The cost and difficulty of remaining independent has been called into question after a mass email from adviser consultancy Harrison Spence Partnership claimed fees will likely be “prohibitively high”.
In a marketing email to financial advisers, Brian Spence, managing partner at Harrison Spence Partnership, said many advisers will find the burden of remaining independent post-RDR difficult, if not impossible, to bear.
The email said: “Providing truly independent advice is extremely expensive. The sales pitch may be compelling, but the research burden is lethal. And, as a result, fees are likely to be prohibitively high.
“By contrast, providing restricted advice can be very lucrative. It’s simpler to manage, more cost-effective and may actually be close to what you’re doing already.”
Mr Spence’s email has drawn strong reactions from advisers who intend to remain independent after the regulatory change.
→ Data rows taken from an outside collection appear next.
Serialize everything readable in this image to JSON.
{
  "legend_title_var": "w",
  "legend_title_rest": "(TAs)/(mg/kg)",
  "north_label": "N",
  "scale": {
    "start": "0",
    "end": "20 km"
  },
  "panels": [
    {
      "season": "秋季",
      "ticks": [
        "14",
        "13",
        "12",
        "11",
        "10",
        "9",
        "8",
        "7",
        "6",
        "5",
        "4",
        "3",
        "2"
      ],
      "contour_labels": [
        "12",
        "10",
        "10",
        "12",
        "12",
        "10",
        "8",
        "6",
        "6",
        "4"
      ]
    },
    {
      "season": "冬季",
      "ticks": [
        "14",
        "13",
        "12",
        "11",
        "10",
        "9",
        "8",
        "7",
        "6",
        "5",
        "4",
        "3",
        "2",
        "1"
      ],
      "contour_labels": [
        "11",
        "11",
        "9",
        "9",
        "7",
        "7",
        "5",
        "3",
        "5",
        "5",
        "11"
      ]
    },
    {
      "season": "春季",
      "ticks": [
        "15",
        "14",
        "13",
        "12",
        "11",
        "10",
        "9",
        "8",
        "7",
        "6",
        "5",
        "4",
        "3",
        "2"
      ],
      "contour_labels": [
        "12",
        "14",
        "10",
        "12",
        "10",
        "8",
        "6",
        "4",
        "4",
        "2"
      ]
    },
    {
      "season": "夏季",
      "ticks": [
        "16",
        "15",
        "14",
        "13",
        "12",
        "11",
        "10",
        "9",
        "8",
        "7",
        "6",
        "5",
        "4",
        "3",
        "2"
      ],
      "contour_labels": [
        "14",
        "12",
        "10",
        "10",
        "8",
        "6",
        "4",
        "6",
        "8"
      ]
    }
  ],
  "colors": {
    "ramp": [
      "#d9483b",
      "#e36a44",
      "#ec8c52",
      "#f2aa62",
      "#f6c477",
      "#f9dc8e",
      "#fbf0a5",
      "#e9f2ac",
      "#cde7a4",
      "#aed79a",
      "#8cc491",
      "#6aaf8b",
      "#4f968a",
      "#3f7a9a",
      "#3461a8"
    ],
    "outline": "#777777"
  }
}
Kevin Moss, director of adviser network ValidPath, argued that while there could be initial costs associated with remaining independent, once the changeover had finished, the cost of running an independent business would remain mostly comparable to pre-RDR.
He criticised Mr Spence of using scare tactics to promote the adviser consultancy business, specialising in mergers and acquisitions of advice firms.
Mr Moss’s email reply to Mr Spence said: “I have to say that this is the kind of email which is so thoroughly deceptive that, if you were regulated by a professional body, you would be reported for it.
“Those firms who are bigging up the cost of independence in order to stampede practicioners into a restricted business model have ulterior motives for what they are doing, and it’s hardly rocket science to see what those motives might be.”
Mr Moss is a member of a practitioners’ panel which works with the Financial Services Authority and meets twice annually.
Mr Moss’s email said: “If there are pressures on IFAs to abandon independence, whilst they may well derive from economic issues of self-interest, they do not owe their origins to anything in the RDR per se, other than the greater transparency which requires firms and advisers to actually deliver on their claims.”
Speaking to FTAdviser, Mr Moss said: “There is bound to be an associated cost in getting your model fixed according to your client needs, but after that as far as we are concerned it’s business as usual.
“There is no greater onus on IFAs, and the FSA isn’t changing its definition of independence. If you are independent you have to be independent: Those responsibilities have always been there and all the FSA is doing is clarifying the range of investment types.”
However, Alan Marks, senior partner at Harrison Spence Partnership, insisted there will be additional costs to remain independent.